Life Is with People
- Cover of 1962 paperback edition
- Author: Mark Zborowski and Elizabeth Herzog
- Language: English
- Published: 1952
- Publication place: USA

= Life Is with People =

Book by Mark Zborowski and Elizabeth Herzog

Life Is with People is a book about Eastern European Jewish culture published in 1952 by Mark Zborowski and Elizabeth Herzog. Originally subtitled "The Jewish Little-Town in Eastern Europe", it was later changed to "The Culture of the Shtetl" when released in paperback in the early 1960s.

== Development and authorship ==
The book originated from a study conducted as part of the Columbia University Research in Contemporary Cultures project, headed by anthropologists Margaret Mead and Ruth Benedict. It was funded by the Office of Naval Research. The primary author was Mark Zborowski, who claimed firsthand experience of shtetl culture. Elizabeth Herzog became a co-author. It became known later that Zborowski was a Soviet spy, who was born in Uman, a town of 30,000 residents, and not in a shtetl.

Authors interviewed around one hundred Jewish emigrants in the US, asking them about shtetl life. The anthropologist Conrad M. Arensberg was the project coordinator. According to Mead, "for Conrad Arensberg, the Jewish shtetl community merged against his field of the Irish countryman and his wide sociological acquaintance with traditional rural and peasant cultures in Europe, America, and Asia". Historian Dani Schrire concludes that "the nonexistent shtetl was viewed through the lens of existing places that had few connections to the kind of life presented there".

== Content and reception ==
The book attempts to capture the essence of Eastern European Jewish culture in 400 pages, focusing on the shtetl as an idealized representation of Jewish culture. It covers various aspects of daily life including religious practices, education, work, marriages, and community dynamics. Life Is with People became highly popular, selling over 100,000 copies in several editions. It remained in print for nearly 60 years. The book was praised for its accessible prose and nostalgic portrayal of a vanished world. It influenced popular culture, including the musical Fiddler on the Roof.

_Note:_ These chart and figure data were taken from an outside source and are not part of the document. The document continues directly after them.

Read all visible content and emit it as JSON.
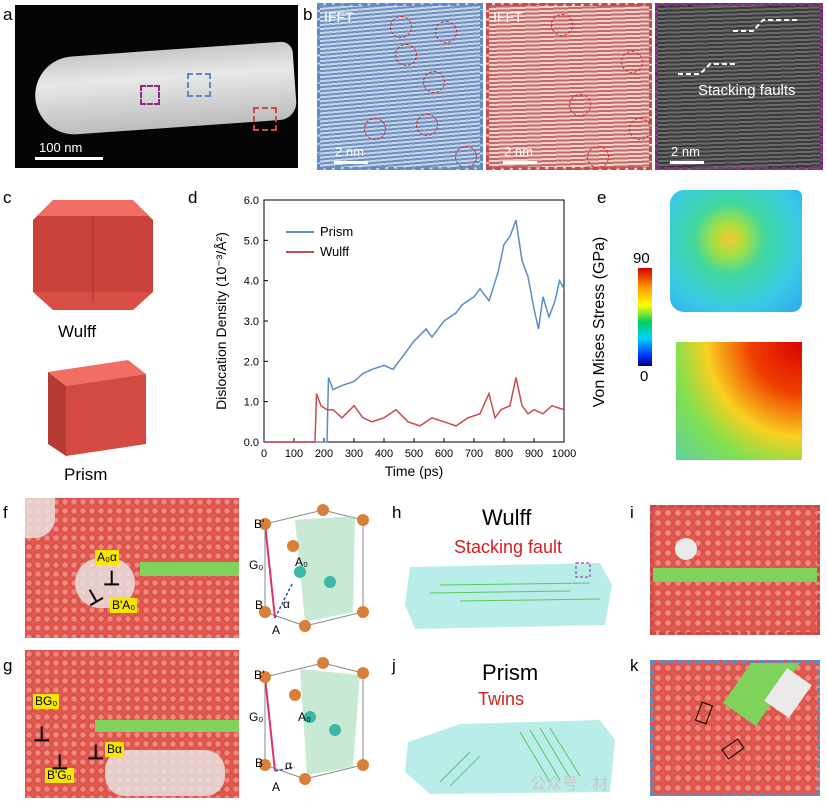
{
  "panels": {
    "a": {
      "label": "a",
      "scale_bar": "100 nm"
    },
    "b": {
      "label": "b",
      "img1_title": "IFFT",
      "img2_title": "IFFT",
      "scale_bar": "2 nm",
      "sf_label": "Stacking faults"
    },
    "c": {
      "label": "c",
      "wulff": "Wulff",
      "prism": "Prism"
    },
    "d": {
      "label": "d"
    },
    "e": {
      "label": "e",
      "colorbar_title": "Von Mises Stress (GPa)",
      "cb_max": "90",
      "cb_min": "0"
    },
    "f": {
      "label": "f",
      "tag1": "A₀α",
      "tag2": "B'A₀",
      "lat_B1": "B'",
      "lat_G": "G₀",
      "lat_A0": "A₀",
      "lat_alpha": "α",
      "lat_B": "B",
      "lat_A": "A"
    },
    "g": {
      "label": "g",
      "tag1": "BG₀",
      "tag2": "Bα",
      "tag3": "B'G₀",
      "lat_B1": "B'",
      "lat_G": "G₀",
      "lat_A0": "A₀",
      "lat_alpha": "α",
      "lat_B": "B",
      "lat_A": "A"
    },
    "h": {
      "label": "h",
      "title": "Wulff",
      "subtitle": "Stacking fault"
    },
    "i": {
      "label": "i"
    },
    "j": {
      "label": "j",
      "title": "Prism",
      "subtitle": "Twins"
    },
    "k": {
      "label": "k"
    }
  },
  "watermark": "公众号 · 材",
  "colors": {
    "prism": "#5b8cc7",
    "wulff": "#c84b4b",
    "atom": "#e05a52",
    "sf": "#7fd35a"
  },
  "chart_data": {
    "type": "line",
    "xlabel": "Time (ps)",
    "ylabel": "Dislocation Density (10⁻³/Å²)",
    "xlim": [
      0,
      1000
    ],
    "ylim": [
      0,
      6.0
    ],
    "xticks": [
      "0",
      "100",
      "200",
      "300",
      "400",
      "500",
      "600",
      "700",
      "800",
      "900",
      "1000"
    ],
    "yticks": [
      "0.0",
      "1.0",
      "2.0",
      "3.0",
      "4.0",
      "5.0",
      "6.0"
    ],
    "legend_position": "top-left",
    "series": [
      {
        "name": "Prism",
        "color": "#5b8cc7",
        "x": [
          0,
          210,
          215,
          230,
          260,
          300,
          330,
          360,
          400,
          430,
          460,
          500,
          540,
          560,
          600,
          640,
          660,
          700,
          720,
          750,
          780,
          800,
          820,
          840,
          860,
          880,
          900,
          915,
          930,
          950,
          970,
          985,
          1000
        ],
        "y": [
          0,
          0,
          1.6,
          1.3,
          1.4,
          1.5,
          1.7,
          1.8,
          1.9,
          1.8,
          2.1,
          2.5,
          2.8,
          2.6,
          3.0,
          3.2,
          3.4,
          3.6,
          3.8,
          3.5,
          4.2,
          4.9,
          5.1,
          5.5,
          4.5,
          4.1,
          3.3,
          2.8,
          3.6,
          3.1,
          3.5,
          4.0,
          3.8
        ]
      },
      {
        "name": "Wulff",
        "color": "#c84b4b",
        "x": [
          0,
          170,
          175,
          190,
          210,
          230,
          260,
          300,
          330,
          360,
          400,
          440,
          480,
          520,
          560,
          600,
          640,
          680,
          720,
          750,
          770,
          790,
          820,
          840,
          860,
          880,
          900,
          930,
          960,
          1000
        ],
        "y": [
          0,
          0,
          1.2,
          0.9,
          0.8,
          0.8,
          0.6,
          0.9,
          0.6,
          0.5,
          0.6,
          0.8,
          0.5,
          0.4,
          0.6,
          0.5,
          0.4,
          0.6,
          0.7,
          1.2,
          0.6,
          0.8,
          0.9,
          1.6,
          0.9,
          0.7,
          0.8,
          0.7,
          0.9,
          0.8
        ]
      }
    ]
  }
}
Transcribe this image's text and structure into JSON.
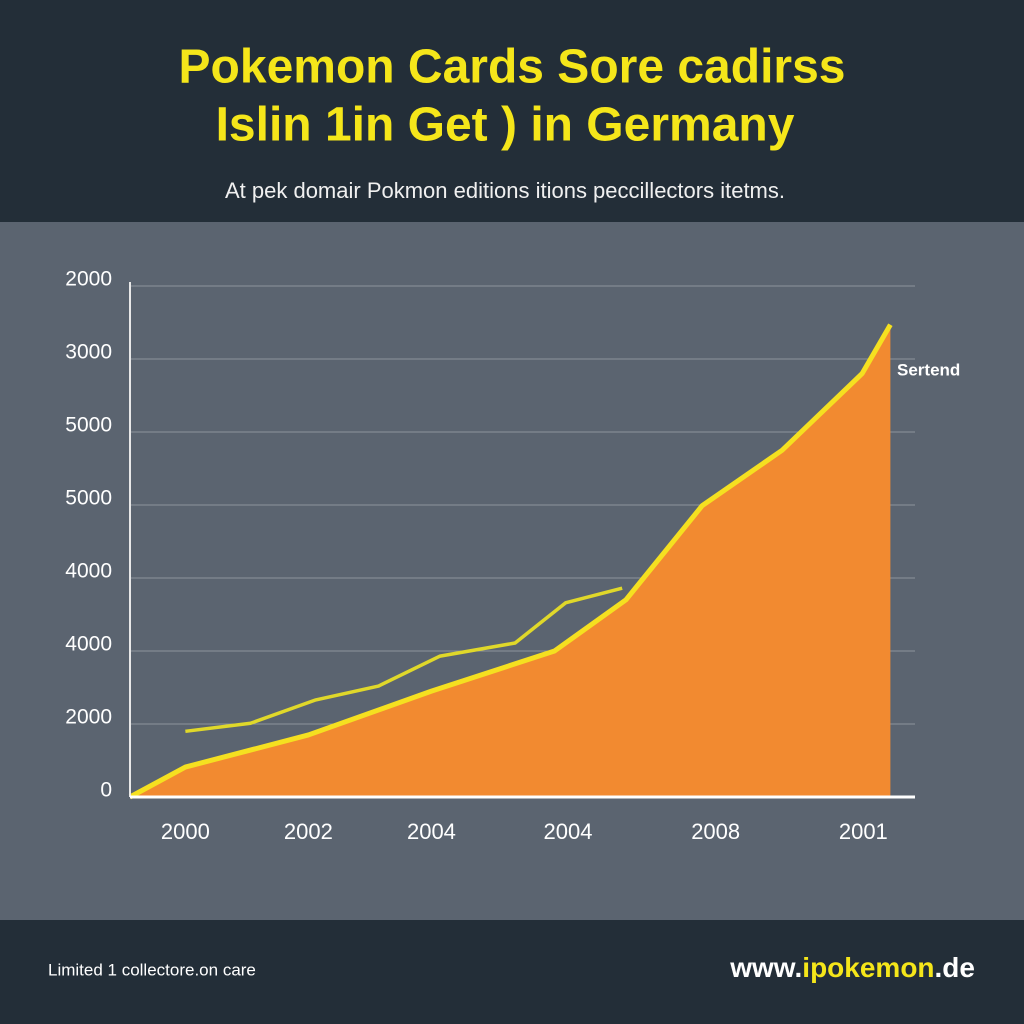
{
  "chart_data": {
    "type": "area",
    "title": [
      "Pokemon Cards Sore cadirss",
      "Islin 1in Get ) in Germany"
    ],
    "subtitle": "At pek domair Pokmon editions itions peccillectors itetms.",
    "annotation": "Sertend",
    "xlim": [
      -0.45,
      5.93
    ],
    "xticks": [
      {
        "value": 0,
        "label": "2000"
      },
      {
        "value": 1,
        "label": "2002"
      },
      {
        "value": 2,
        "label": "2004"
      },
      {
        "value": 3.11,
        "label": "2004"
      },
      {
        "value": 4.31,
        "label": "2008"
      },
      {
        "value": 5.51,
        "label": "2001"
      }
    ],
    "ylim": [
      0,
      7
    ],
    "yticks": [
      0,
      {
        "value": 1,
        "label": "2000"
      },
      {
        "value": 2,
        "label": "4000"
      },
      {
        "value": 3,
        "label": "4000"
      },
      {
        "value": 4,
        "label": "5000"
      },
      {
        "value": 5,
        "label": "5000"
      },
      {
        "value": 6,
        "label": "3000"
      },
      {
        "value": 7,
        "label": "2000"
      }
    ],
    "grid": true,
    "series": [
      {
        "color": "#f28a30",
        "line_color": "#f5e020",
        "fill": true,
        "x": [
          -0.45,
          0,
          1,
          2,
          3,
          3.58,
          4.2,
          4.85,
          5.5,
          5.73
        ],
        "values": [
          0,
          0.41,
          0.85,
          1.45,
          2.0,
          2.7,
          3.99,
          4.75,
          5.8,
          6.47
        ]
      },
      {
        "color": "#e0d82a",
        "fill": false,
        "x": [
          0,
          0.53,
          1.06,
          1.57,
          2.07,
          2.68,
          3.09,
          3.55
        ],
        "values": [
          0.9,
          1.01,
          1.33,
          1.52,
          1.93,
          2.11,
          2.66,
          2.86
        ]
      }
    ]
  },
  "footer": {
    "left": "Limited 1 collectore.on care",
    "site": [
      "www.",
      "ipokemon",
      ".de"
    ]
  }
}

Despite its popularity, the book has been criticized by some Jewish historians for presenting an overly romanticized view of Eastern European Jewish life. Steven J. Zipperstein called it "the book that Jewish historians of the region loathe more than any other". Scholars have noted inaccuracies and oversimplifications in its portrayal of shtetl life. Historian Barbara Kirshenblatt-Gimblett writes that one of the book's issues is its "identification of East European Jewish culture with the shtetl."

The book was republished in 1995; Kirshenblatt-Gimblett noted in the preface that "the work’s achievement in promoting a false image of the shtetl as a contained and secluded place ... portrayed a uniform, singular shtetl, no matter how big or small or where it was located; it was not a real, concrete place with local nuances." Dani Schrire writes that it "is not a book about Jewish life in shtetls, but a book about a generalized pre-Holocaust Jewish way of life."

Jack Kugelmass calls the book "a key text in American Jewish culture".